Second, we have evidence to suggest that a primary goal of the attackers was accessing the Gmail accounts of Chinese human rights activists. Based on our investigation to date we believe their attack did not achieve that objective. Only two Gmail accounts appear to have been accessed, and that activity was limited to account information (such as the date the account was created) and subject line, rather than the content of emails themselves.

Third, as part of this investigation but independent of the attack on Google, we have discovered that the accounts of dozens of U.S.-, China- and Europe-based Gmail users who are advocates of human rights in China appear to have been routinely accessed by third parties. These accounts have not been accessed through any security breach at Google, but most likely via phishing scams or malware placed on the users’ computers.
Reports have surfaced that Adobe, Northrop Grumman, and Yahoo could have been other victims of similar security breaches as well.
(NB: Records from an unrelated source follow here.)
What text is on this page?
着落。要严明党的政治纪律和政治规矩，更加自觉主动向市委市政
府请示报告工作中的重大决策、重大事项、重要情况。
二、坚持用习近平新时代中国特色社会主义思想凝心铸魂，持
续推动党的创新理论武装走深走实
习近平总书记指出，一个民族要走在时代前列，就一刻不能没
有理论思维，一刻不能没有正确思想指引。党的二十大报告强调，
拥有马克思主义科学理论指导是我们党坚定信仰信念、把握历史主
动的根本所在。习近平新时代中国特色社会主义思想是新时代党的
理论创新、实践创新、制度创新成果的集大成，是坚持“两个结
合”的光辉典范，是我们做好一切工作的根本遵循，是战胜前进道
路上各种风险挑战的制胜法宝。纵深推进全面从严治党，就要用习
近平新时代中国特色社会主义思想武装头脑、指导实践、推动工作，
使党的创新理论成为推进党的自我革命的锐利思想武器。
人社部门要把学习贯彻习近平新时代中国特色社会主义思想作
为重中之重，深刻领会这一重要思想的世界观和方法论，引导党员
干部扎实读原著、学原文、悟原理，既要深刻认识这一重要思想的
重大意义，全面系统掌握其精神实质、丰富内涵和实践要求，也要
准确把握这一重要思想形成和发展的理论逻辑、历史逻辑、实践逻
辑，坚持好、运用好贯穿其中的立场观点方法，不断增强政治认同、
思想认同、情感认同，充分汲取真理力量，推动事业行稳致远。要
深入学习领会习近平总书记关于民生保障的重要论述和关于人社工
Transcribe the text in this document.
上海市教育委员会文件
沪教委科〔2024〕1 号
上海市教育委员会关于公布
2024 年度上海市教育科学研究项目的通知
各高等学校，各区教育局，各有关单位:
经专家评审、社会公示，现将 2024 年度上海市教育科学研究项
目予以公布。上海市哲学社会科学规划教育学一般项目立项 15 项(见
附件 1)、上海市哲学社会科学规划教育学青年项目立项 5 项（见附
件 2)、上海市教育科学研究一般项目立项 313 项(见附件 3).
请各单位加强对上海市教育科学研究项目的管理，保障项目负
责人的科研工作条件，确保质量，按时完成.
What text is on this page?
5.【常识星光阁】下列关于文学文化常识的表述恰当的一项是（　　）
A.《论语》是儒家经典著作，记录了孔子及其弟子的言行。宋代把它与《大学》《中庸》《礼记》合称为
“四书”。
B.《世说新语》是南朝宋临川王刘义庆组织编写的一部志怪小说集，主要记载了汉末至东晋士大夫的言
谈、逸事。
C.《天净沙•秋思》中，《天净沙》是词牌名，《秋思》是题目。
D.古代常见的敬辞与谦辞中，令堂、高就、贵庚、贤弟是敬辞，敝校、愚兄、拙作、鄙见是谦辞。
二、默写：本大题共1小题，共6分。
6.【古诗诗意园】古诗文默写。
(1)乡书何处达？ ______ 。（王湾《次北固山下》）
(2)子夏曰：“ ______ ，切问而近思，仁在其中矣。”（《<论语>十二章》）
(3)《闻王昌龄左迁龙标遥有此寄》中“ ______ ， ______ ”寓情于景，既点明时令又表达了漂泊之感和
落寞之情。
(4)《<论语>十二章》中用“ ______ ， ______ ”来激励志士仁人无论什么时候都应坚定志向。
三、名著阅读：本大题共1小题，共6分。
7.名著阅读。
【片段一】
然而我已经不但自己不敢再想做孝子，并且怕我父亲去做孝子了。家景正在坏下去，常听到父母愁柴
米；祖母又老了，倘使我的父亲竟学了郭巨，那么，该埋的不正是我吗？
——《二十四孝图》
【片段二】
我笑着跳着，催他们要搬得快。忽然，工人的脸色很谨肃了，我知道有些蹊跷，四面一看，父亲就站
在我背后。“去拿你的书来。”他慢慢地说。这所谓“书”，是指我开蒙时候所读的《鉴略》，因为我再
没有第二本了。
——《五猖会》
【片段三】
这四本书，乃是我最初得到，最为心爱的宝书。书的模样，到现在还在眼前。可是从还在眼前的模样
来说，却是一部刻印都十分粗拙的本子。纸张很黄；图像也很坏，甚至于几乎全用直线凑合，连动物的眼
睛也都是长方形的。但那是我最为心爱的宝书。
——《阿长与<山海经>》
True, there is no hard evidence to prove that these recent attacks were caused by Chinese governmental authorities themselves (although nobody is shy in suspecting as much). Concerns over China’s increasing expertise in cyberattacks – especially in probing other countries’ networks – is not new. Last October, the US-China Economic and Security Review Commission released a report entitled “Capability of the People’s Republic of China to Conduct Cyber Warfare and Computer Network Exploitation.” Part of the report notes:

General James Cartwright, while serving as the Combatant Commander of US Strategic Command, testified before a Congressional commission that China is actively engaging in cyber reconnaissance by probing the computer networks of U.S.
government agencies as well as private companies. He further noted that the intelligence collected from these computer reconnaissance campaigns can be used for myriad purposes, including identifying weak points in the networks, understanding how leaders in the United States think, discovering the communication patterns of American government agencies and private companies, and attaining valuable information stored throughout the networks.

A review of the scale, focus, and complexity of the overall campaign directed against the United States and, increasingly, a host of other countries around the world strongly suggest that these operations are state-sponsored or supported.
The report goes on to detail the level of sophistication reached by the PLA’s efforts to build their information networks and exploit that of others.

Simply put, China’s use of cyber attacks has reached such a problematic point that even a major company like Google sits up and sounds the alarm to the point of threatening to pull out entirely. The silent discomfort between U.S. and China over the consistent probing of American networks may finally break into vocal protest.